Pejabat yang berjiwa maling akan mencari celah di ruang sekecil apa pun untuk memperkaya diri dan kelompok dari dana anggaran pendapatan dan belanja daerah (APBD). Bagaimanapun caranya, ia akan mencari cara agar dana APBD bisa mengeluarkan ke kantongnya.
Epyardi Asda jelas bukan pejabat seperti itu. Ketika pintu untuk mencari keuntungan dari dana APBD terbuka sebesar-besarnya di depannya, Epyardi justru mencari cara supaya dana itu tidak terbuang percuma agar dapat digunakan untuk keperluan lain. Dengan begitu, terjadi penghematan dana APBD untuk melakukan pekerjaan terhitung besar.
Salah satu bukti penghematan dana APBD yang dilakukan Epyardi ialah pembelian alat berat untuk melakukan sejumlah proyek. Sejak menjadi Bupati Solok, Epyardi langsung membuat terobosan, yaitu membeli alat berat secara bertahap. Sejak 2021 Pemkab Solok sudah membeli sembilan alat berat dengan total harga Rp13.800.000.000. Rinciannya: enam unit ekskavator besar dengan harga Rp1,8 miliar per unit sehingga totalnya Rp10,8 miliar; dua unit ekskavator mini dengan harga Rp800 juta per unit sehingga totalnya Rp1,6 miliar; dan satu unit backhoe loader dengan harga Rp1,4 miliar.
Ada empat pekerjaan yang dilakukan dengan menggunakan sembilan alat berat itu. Pertama, pembukaan jalan usaha tani baru sepanjang 216.588 meter. Kedua, normalisasi sungai seluas 10.900 meter kubik. Ketiga, pembersihan baju jalan sepanjang 5.000 meter. Keempat, pematangan lahan seluas 61.150 meter persegi.
Jika ditenderkan sebagai proyek, pembukaan jalan usaha tani baru sepanjang 216.588 meter menghabiskan APBD sebesar Rp75.805.800.000; normalisasi sungai seluas 10.900 meter kubik menghabiskan dana Rp250.700.000; pembersihan baju jalan sepanjang 5.000 meter menghabiskan biaya Rp115.000.000; dan pematangan lahan seluas 61.150 meter persegi menghabiskan dana Rp2.751.750.000. total dana yang dihabiskan untuk keempat pekerjaan itu jika ditenderkan dan dikerjakan oleh pihak ketiga sebanyak Rp78.923.250.000.
Maka, pembelian alat berat tersebut menghemat APBD Kabupaten Solok sebanyak Rp65.123.250.000. Angka itu diperoleh dari jumlah dana yang digunakan untuk melakukan pekerjaan yang dikerjakan jika ditenderkan dibandingkan dengan jumlah dana yang dikeluarkan untuk membeli alat berat.
Jika berjiwa maling, Epyardi tentu akan mentenderkan empat pekerjaan tersebut untuk mendapatkan komisi dari tiap proyek tersebut. Pejabat mendapatkan komisi dari proyek merupakan rahasia umum. Epyardi mendobrak tradisi buruk pejabat yang lazim terjadi dalam pemerintahan tersebut. Sebagaimana yang sering ia katakan dalam berbagai kesempatan, ia menjadi bupati bukan untuk mencari kekayaan karena ia sudah kaya. Di LHKPN kekayaannya tercatat Rp66 miliar lebih. Ia punya sejumlah perusahaan yang mengeluarkan keuntungan besar, khususnya perusahaan di bidang perkapalan di Tanjung Priok. Ia sering mengatakan bahwa ia menjadi bupati hanya untuk mengabdi kepada masyarakat sesuai dengan tujuan hidupnya di sisa usianya: bermanfaat bagi orang banyak.

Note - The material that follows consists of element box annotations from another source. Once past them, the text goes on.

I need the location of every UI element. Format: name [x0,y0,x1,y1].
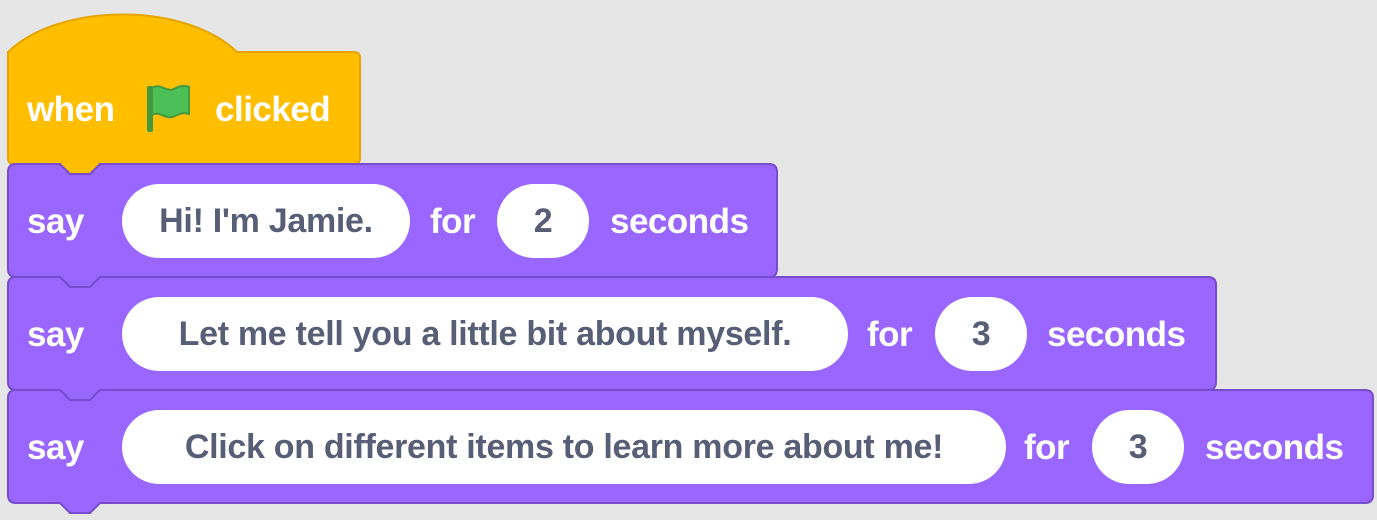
for-label: for [430,202,476,241]
say-label: say [27,315,84,354]
script-area: when clicked say Hi! I'm Jamie. for 2 se… [0,0,1377,520]
for-label: for [1024,428,1070,467]
seconds-label: seconds [610,202,749,241]
message-input[interactable]: Click on different items to learn more a… [122,410,1006,484]
say-label: say [27,428,84,467]
duration-input[interactable]: 2 [497,184,589,258]
duration-input[interactable]: 3 [1092,410,1184,484]
seconds-label: seconds [1047,315,1186,354]
message-input[interactable]: Hi! I'm Jamie. [122,184,410,258]
for-label: for [867,315,913,354]
green-flag-icon [147,85,190,132]
clicked-label: clicked [215,90,331,129]
when-label: when [27,90,115,129]
say-label: say [27,202,84,241]
message-input[interactable]: Let me tell you a little bit about mysel… [122,297,848,371]
duration-input[interactable]: 3 [935,297,1027,371]
seconds-label: seconds [1205,428,1344,467]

Lantas, karakter seperti apa yang terlihat pada Epyardi dalam hal pembelian alat berat untuk melakukan sejumlah pekerjaan sehingga menghemat dana APBD sebesar Rp65 miliar itu? Pertama, Epyardi merupakan pejabat cerdas. Ia merupakan kepala daerah pertama di Sumbar yang melakukan hal itu. Ia memikirkan cara untuk membangun daerah tanpa membuang dana APBD secara percuma. Kedua, Epyardi merupakan pejabat jujur. Kalau tidak jujur, ia bisa saja mentenderkan empat pekerjaan tersebut menjadi proyek untuk mendapatkan komisi. Sumbar membutuhkan pemimpin berkarakter cerdas dan jujur seperti itu.
Penulis adalah pengamat politik dan sosial di Kota Padang, Sumbar.